Baclofen made me very sick gave me a burning like heartburn, nausea, pain in-between shoulder blades. I could not tolerate it and was switched to Soma it works great and is easy on my stomach. Something to look into. Also, could it be the stress of school since you have gone back? Travel? Diet?
I would defiantly tell your doctor your concern on the Tylenol intake you are on a high dose of Tylenol 750 you can get it down as far as 325 I believe w/out switching it up to much maybe Norco same Hydrocodone but only 325 Tylenol.
Just a though. I hope you feel better. Keep us posted on how you are doing.
I would not wait for your next appointment though I would call and speak with your doctor or assistant as soon as you get a chance continued nausea could be a sign of something else too.
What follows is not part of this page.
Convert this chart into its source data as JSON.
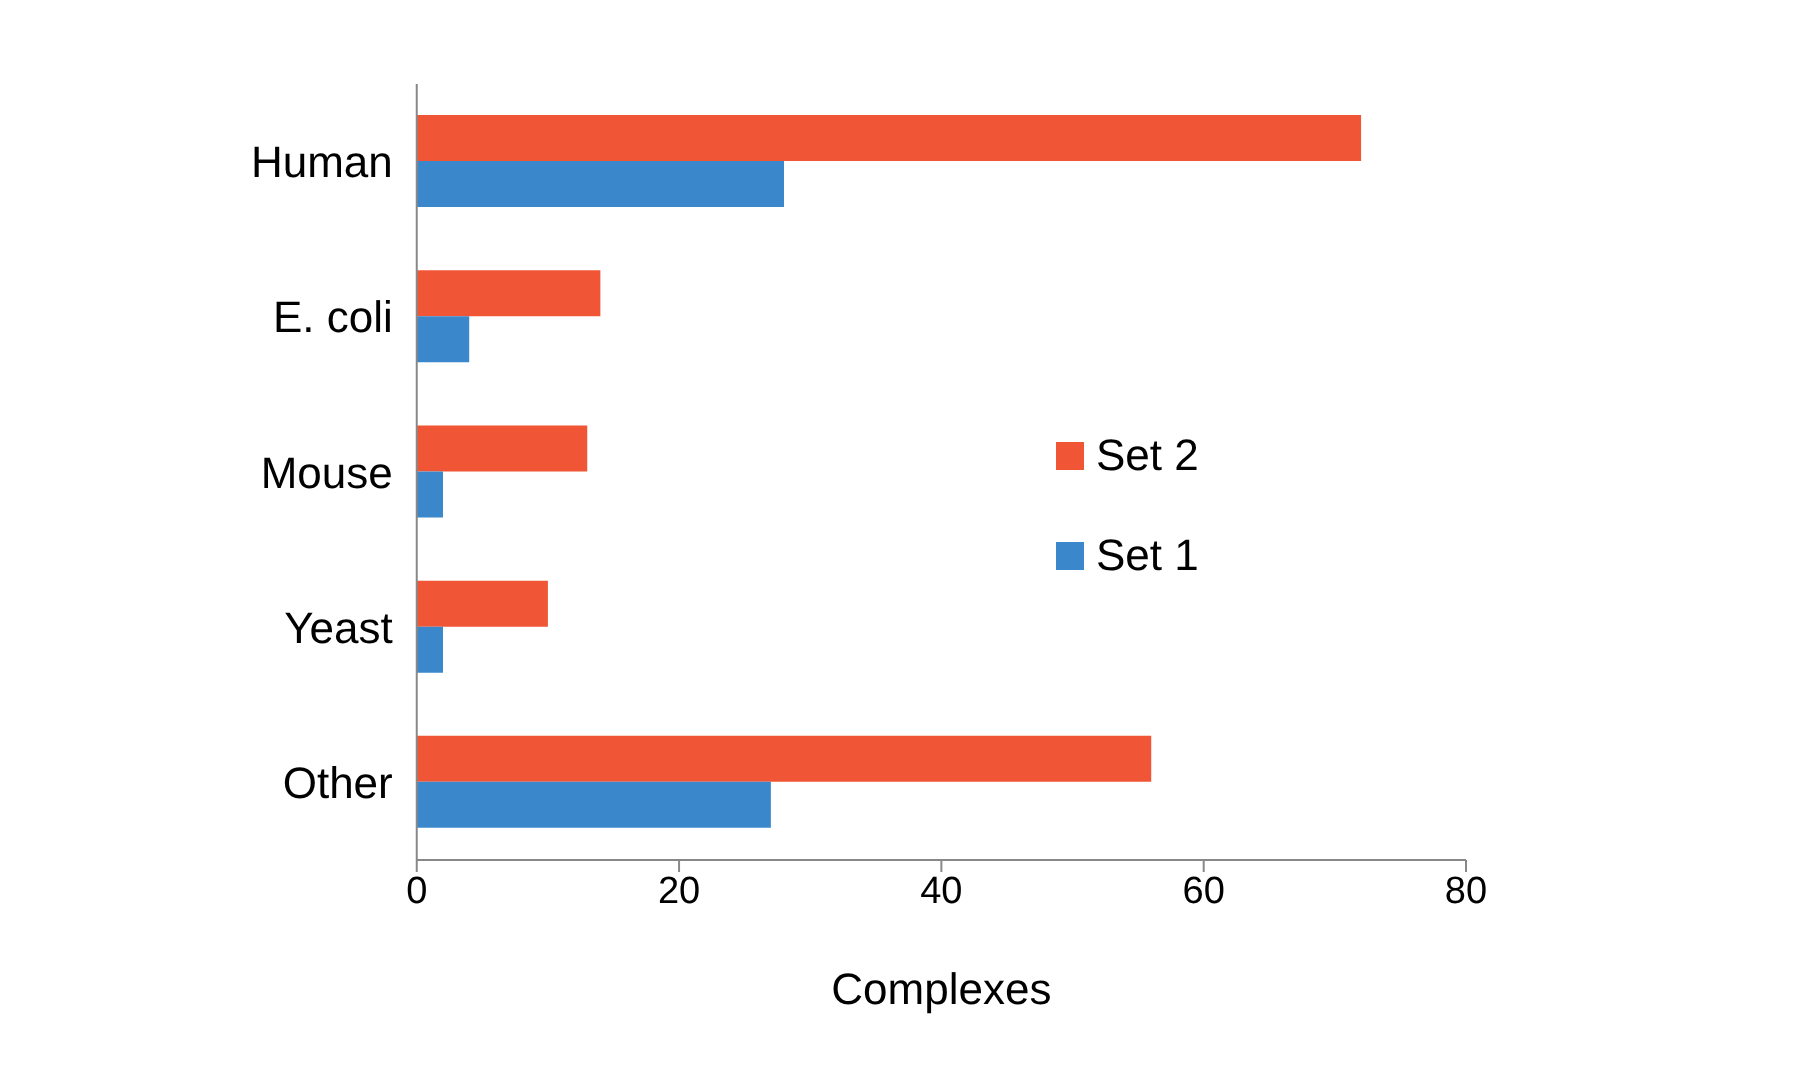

I am not a doctor so keep that in mind when reading my suggestions.... They are just that suggestions.
What are you studying in school? Do you have a busy, stressful, schedule, this semester?
The dr can give norco which is hydro w less tylenol. Most insurnance companies wont pay for the v-prophen and it is VERY expensive. I too was concerened about the amount. I flat out told him :hey doc, Ive been on these for a few months and the way your plan goes it will be more, is there something with less tylenol? He said Yup-
Vicoprofen is available as a generic and around here is only slightly more expensive than generic Norco.
Severe DDD, Severe neural foraminal stenosis at 2 levels, moderate canal stenosis at 2 levels, significantly impaired left shoulder & arm function. Chronic moderate compression fracture at C6.